I can create variants of the enum using the syntax Foo::<'a>::X ..., where "X" is "A", "B" or "C", but not "D", for which I have to write just Foo::D ...

E.g.

fn foo<'a>(x: &'a u8) {
    let val = Foo::<'a>::A(&x);
    let val = Foo::<'a>::B(Cow::Borrowed(x));
    let val = Foo::<'a>::C(*x);

    // let val = Foo::<'a>::D { x: *x }; // Error: lifetime arguments are not allowed on variant `D`
    let val = Foo::D { x: *x }; // This compiles.
}

(Btw it doesn't matter that D doesn't use 'a, only the fact that it's a struct-like variant matters).

The question is: why is it so? Is it a bug in the compiler that should be reported?

To be clear, I've hit upon this issue when using a 3rd-party derive macro, which produces these Foo::<'a>::X calls. I don't think the macro itself can get rid of the turbofish, because it has to support all kinds of generic parameters on enums.
So the only solution for me is to refactor the enum itself, so that it doesn't use struct-like variants, which is a bit annoying.

I believe the first 3 work only because tuple variants also define an associated function with the same name, and the call with the turbofish is allowed to fallback to that function.

these are the constructors of the tuple struct (or tuple variant in this case), quoting the documentation:

In addition to defining a type, it also defines a constructor of the same name in the value namespace.

as already said, the syntax worked for the first 3 cases is a side effect of the tuple constructors. the correct syntax to use the turbofish operator is to put the generic parameters on the variants, not the enum itself:

let val = Foo::A::<'a>(&x);
let val = Foo::B::<'a>(Cow::Borrowed(x));
let val = Foo::C::<'a>(*x);
let val = Foo::D::<'a> { x: *x };

so whatever derive macro you are using, it is not implemented correctly.

Thanks!

Well, this is good news. I'll report the issue to the developer of the macro then.

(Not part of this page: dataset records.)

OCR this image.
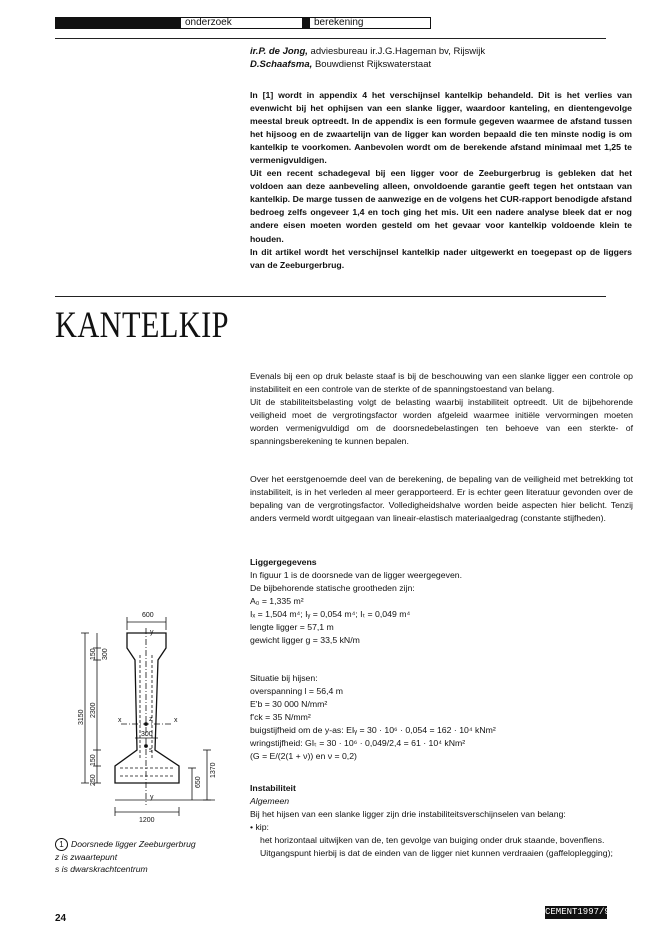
onderzoek	berekening
ir.P. de Jong, adviesbureau ir.J.G.Hageman bv, Rijswijk
D.Schaafsma, Bouwdienst Rijkswaterstaat

In [1] wordt in appendix 4 het verschijnsel kantelkip behandeld. Dit is het verlies van evenwicht bij het ophijsen van een slanke ligger, waardoor kanteling, en dientengevolge meestal breuk optreedt. In de appendix is een formule gegeven waarmee de afstand tussen het hijsoog en de zwaartelijn van de ligger kan worden bepaald die ten minste nodig is om kantelkip te voorkomen. Aanbevolen wordt om de berekende afstand minimaal met 1,25 te vermenigvuldigen.

Uit een recent schadegeval bij een ligger voor de Zeeburgerbrug is gebleken dat het voldoen aan deze aanbeveling alleen, onvoldoende garantie geeft tegen het ontstaan van kantelkip. De marge tussen de aanwezige en de volgens het CUR-rapport benodigde afstand bedroeg zelfs ongeveer 1,4 en toch ging het mis. Uit een nadere analyse bleek dat er nog andere eisen moeten worden gesteld om het gevaar voor kantelkip voldoende klein te houden.

In dit artikel wordt het verschijnsel kantelkip nader uitgewerkt en toegepast op de liggers van de Zeeburgerbrug.

KANTELKIP

Evenals bij een op druk belaste staaf is bij de beschouwing van een slanke ligger een controle op instabiliteit en een controle van de sterkte of de spanningstoestand van belang.

Uit de stabiliteitsbelasting volgt de belasting waarbij instabiliteit optreedt. Uit de bijbehorende veiligheid moet de vergrotingsfactor worden afgeleid waarmee initiële vervormingen moeten worden vermenigvuldigd om de doorsnedebelastingen ten behoeve van een sterkte- of spanningsberekening te kunnen bepalen.

Over het eerstgenoemde deel van de berekening, de bepaling van de veiligheid met betrekking tot instabiliteit, is in het verleden al meer gerapporteerd. Er is echter geen literatuur gevonden over de bepaling van de vergrotingsfactor. Volledigheidshalve worden beide aspecten hier belicht. Tenzij anders vermeld wordt uitgegaan van lineair-elastisch materiaalgedrag (constante stijfheden).

Liggergegevens
In figuur 1 is de doorsnede van de ligger weergegeven.
De bijbehorende statische grootheden zijn:
A₀ = 1,335 m²
Iₓ = 1,504 m⁴; Iᵧ = 0,054 m⁴; Iₜ = 0,049 m⁴
lengte ligger = 57,1 m
gewicht ligger g = 33,5 kN/m
Situatie bij hijsen:
overspanning l = 56,4 m
E'b = 30 000 N/mm²
f'ck = 35 N/mm²
buigstijfheid om de y-as: EIᵧ = 30 · 10⁶ · 0,054 = 162 · 10⁴ kNm²
wringstijfheid: GIₜ = 30 · 10⁶ · 0,049/2,4 = 61 · 10⁴ kNm²
(G = E/(2(1 + ν)) en ν = 0,2)
Instabiliteit
Algemeen
Bij het hijsen van een slanke ligger zijn drie instabiliteitsverschijnselen van belang:
• kip:
het horizontaal uitwijken van de, ten gevolge van buiging onder druk staande, bovenflens.
Uitgangspunt hierbij is dat de einden van de ligger niet kunnen verdraaien (gaffeloplegging);
600
y
y
x	x
z
s
300
3150
150 300
2300
150
250
1370
650
1200
1 Doorsnede ligger Zeeburgerbrug
z is zwaartepunt
s is dwarskrachtcentrum
24
CEMENT1997/9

But I have a follow-up question - why does it still work if the generic parameter is a type. E.g.

enum Foo2<T> {
    A(T),
    B { t: T },
}

fn foo2<T: Clone>(t: T) {
    let val = Foo2::<T>::A(t.clone());
    let val = Foo2::<T>::B { t }; // Compiles fine
}

Arguably the turbofish-on-variant syntax is inconsistent with the rest of the language. The generic parameter is associated with the enum, not the variant (Foo::Bar::<T> would make more sense if Rust had GADTs and Foo was one, ie. if variants could actually have type parameters). The fact that Foo::<’a>::Bar doesn’t work here is clearly a bug in the grammar and should be fixed (even more obviously if Foo::<T>::Bar does work!)

this, I don't really know the reason. I think it could be special cased by the compiler because it's common, maybe?

yes, I agree it feels more intuitive and natural to put generic parameters on the enum type than the variants.

you can argue it was a grammar bug (there's a closed rfc2218 ), I was just pointing out how it is handled currently, which is quite the opposite: Foo::<T>::Bar worked as a sugared syntax, while Foo::Bar::<T> was the "formal" syntax.

and this is largely for historical reasons.

in the very early days (pre 1.0), rust enum variants were "flat", meaning they lived in the same module as the enum itself (similar to enum in C), e.g.:

mod foo {
    enum Bar {
        Baz,
    }
}
// it was used like this
// note the `foo::Baz`, not `foo::Bar::Baz`
let x: foo::Bar = foo::Baz;

then namespaced enum variants were added in rfc390, the enum name was used as the containing namespace for the variants, i.e.:

// this definition:
enum Foo {
    Bar,
}
// conceptually worked like this:
type Foo = /* enum type item */;
mod Foo {
    struct Bar;
}
// with generics:
enum Foo<T> {
    Bar(T),
}
// worked like this:
type Foo<T> = /* enum type item */;
mod Foo {
    struct Bar<T>(T);
}

this, however, had some unintuitive behavior, since the enum name must be used for resolution of the variants, but the variant types were NOT associated items of the enum type itself. and this was one of the motivating example of rfc2338, e.g.:

enum Foo {
    Bar
}
type Baz = Foo;
let x: Baz = Foo::Bar; // good
let x: Baz = Baz::Bar; // didn't compile before rfc2338

back to OP, you can actually use the "intuitive" turbofish syntax for lifetimes with a type alias:

enum Foo<'a> {
    A(&'a u8),
    B(Cow<'a, u8>),
    C(u8),
    D { x: u8 },
}
fn foo<'a>(x: &'a u8) {
    type Bar<'a> = Foo<'a>;
    let val = Bar::<'a>::D { x: *x };
}

but I don't know if or how this would fit the "third-party derive macro" in question.